As more and more workplaces are requiring their employees to get vaccinated against COVID-19, politicians are finding themselves facing questions about their own status, and some of them are not enjoying it, apparently.
Georgia Congresswoman Marjorie Taylor Greene‘s comments went viral when she declared that being asked her vaccine status was a violation of her rights, invoking HIPAA, the federal medical privacy law. And Spring Hill Rep. Blaise Ingoglia posted an email his staff received from Tampa Bay Times reporter Romy Ellenbogen Tuesday asking whether the Republican had been vaccinated.
“We’ve had some readers curious whether local politicians have been vaccinated or not, so we’re pulling together a list,” Ellenbogen wrote.
He replied 23 minutes later, flaying Ellenbogen for asking his staff, rather than him directly.
“This is some bullsh*t.” And then he added another tweet.
“Oh, by the way …come up with a better excuse for the question than ‘some readers’ are curious. That crap doesn’t work anymore.”
But it’s a perfectly legitimate line of questioning — especially in the context of this moment in time, a media ethicist said.

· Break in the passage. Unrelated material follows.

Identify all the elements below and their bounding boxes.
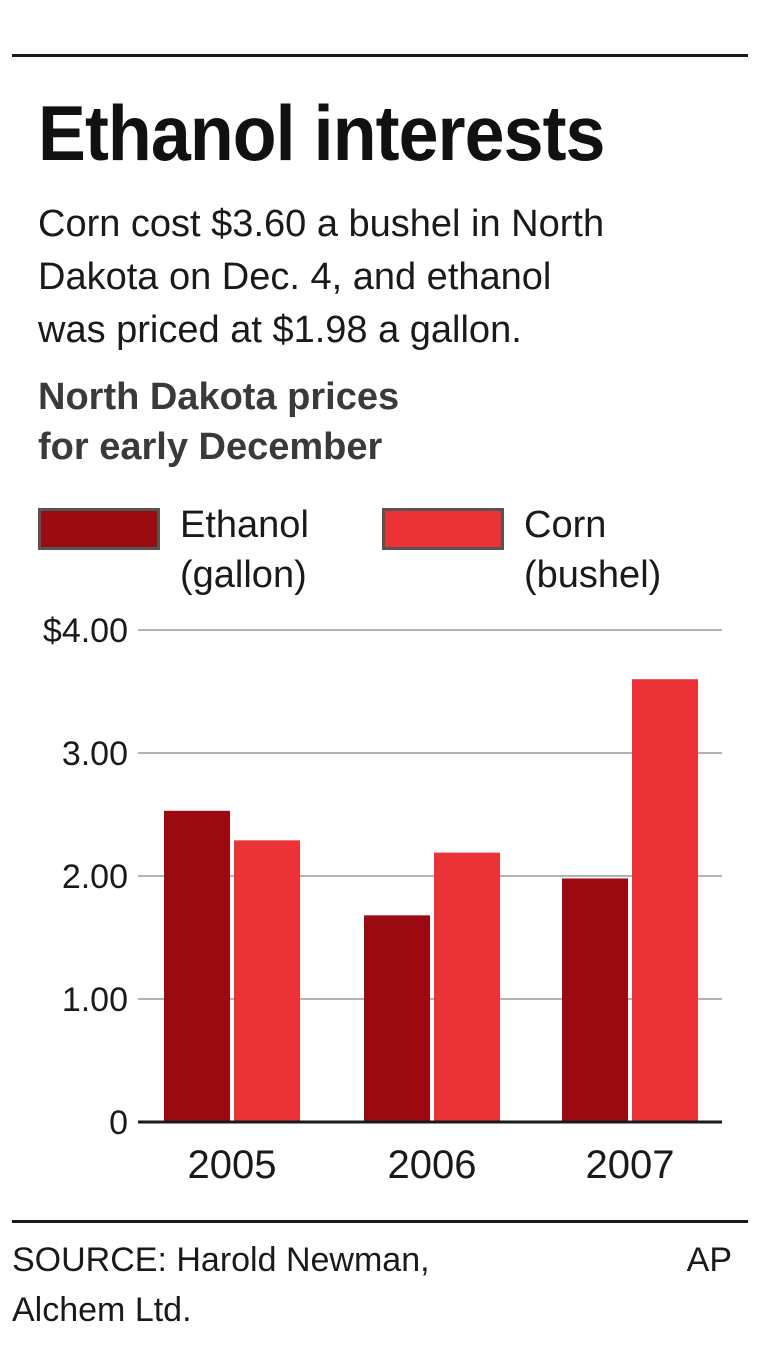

“We are in a heated conversation as a nation over the laws about who can require vaccinations,” said Kelly McBride, chair of the Craig Newmark Center for Ethics and Leadership at the Poynter Institute. “For everybody in the country, revealing your vaccination status is a signal. It’s a different signal depending on what that status is and who you are talking to.”
“If you refuse to reveal your status, that is also a signal and it’s a confusing one. And it’s intended to be confusing,” she added.
Just like Greene, many of those who responded to Ingoglia’s tweet appear to think that an inquiry about one’s vaccination status is a HIPAA violation, but it’s not. HIPAA does not preclude one from revealing their own medical information and it doesn’t prohibit anyone from asking.
Ingoglia got a lot of support for the tweet.
‘I missed where electeds give up their medical privacy & freedom once elected,” Christian Ziegler, Vice Chairman of the Republican Party of Florida wrote.
Ingoglia does not answer the question about whether he’s vaccinated on the Twitter thread. When asked by Florida Politics via text, he said, “I am.”
He said he was not available to discuss it further on Wednesday.